President Joe Biden’s administration has chosen the top staff negotiators to help lead talks on a long-awaited economic initiative for Asia that it plans to inaugurate during his trip to the region that begins Friday, according to people familiar with the plans.
Sharon Yuan, a veteran of the Treasury Department who worked on the abandoned Trans-Pacific Partnership, has been hired to oversee staff work on the main points of the Indo-Pacific Economic Framework, or IPEF, according to the people, who were granted anonymity to discuss the arrangements.

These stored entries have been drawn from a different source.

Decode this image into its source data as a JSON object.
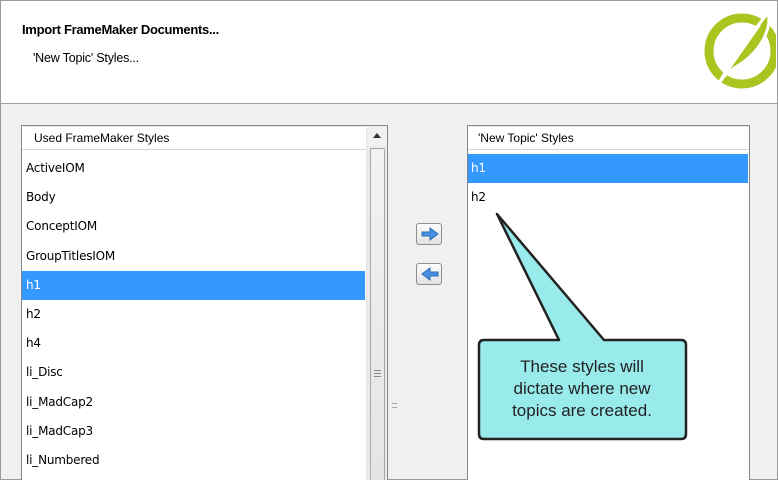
{
  "dialog": {
    "title": "Import FrameMaker Documents...",
    "subtitle": "'New Topic' Styles..."
  },
  "logo": {
    "icon": "quill-feather-logo-icon",
    "color": "#a8c520"
  },
  "left_list": {
    "header": "Used FrameMaker Styles",
    "items": [
      "ActiveIOM",
      "Body",
      "ConceptIOM",
      "GroupTitlesIOM",
      "h1",
      "h2",
      "h4",
      "li_Disc",
      "li_MadCap2",
      "li_MadCap3",
      "li_Numbered"
    ],
    "selected": "h1"
  },
  "right_list": {
    "header": "'New Topic' Styles",
    "items": [
      "h1",
      "h2"
    ],
    "selected": "h1"
  },
  "buttons": {
    "add_icon": "arrow-right-icon",
    "remove_icon": "arrow-left-icon"
  },
  "callout": {
    "lines": [
      "These styles will",
      "dictate where new",
      "topics are created."
    ],
    "fill": "#99eaea",
    "border": "#222222"
  },
  "colors": {
    "selection": "#3399ff",
    "arrow": "#4a90e2"
  }
}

The U.S. Trade Representative’s staff efforts will be led by Dawn Shackleford, the assistant USTR for Southeast Asia and the Pacific, according to the people. Shackleford will work with Deputy USTR Sarah Bianchi, the Biden appointee who is running the agency’s effort, according to an official who also requested anonymity.
The IPEF is key to the Biden administration’s efforts to counter China’s clout in Asia, following the US withdrawal from talks on the Trans-Pacific Partnership regional trade agreement under former President Donald Trump.
The pillars of the framework being led by the Commerce Department include clean energy, supply-chain resilience; decarbonization and infrastructure; and taxation and anti-corruption. The US Trade Representative’s office is heading up the work on fair and resilient trade. The administration also has been working to include digital issues like localization and cross-border flows of data.
Yuan, a lawyer, joins Commerce after spending the past year as president of the Asia Group, a Washington-based strategic advisory firm co-founded by Kurt Campbell, who is now coordinator for Indo-Pacific Affairs on the National Security Council. Shackleford previously served as assistant USTR for World Trade Organization and multilateral affairs.
Commerce Secretary Gina Raimondo and USTR Katherine Tai are set to travel with Biden for the official launch of the initiative during his five-day trip to South Korea and Japan.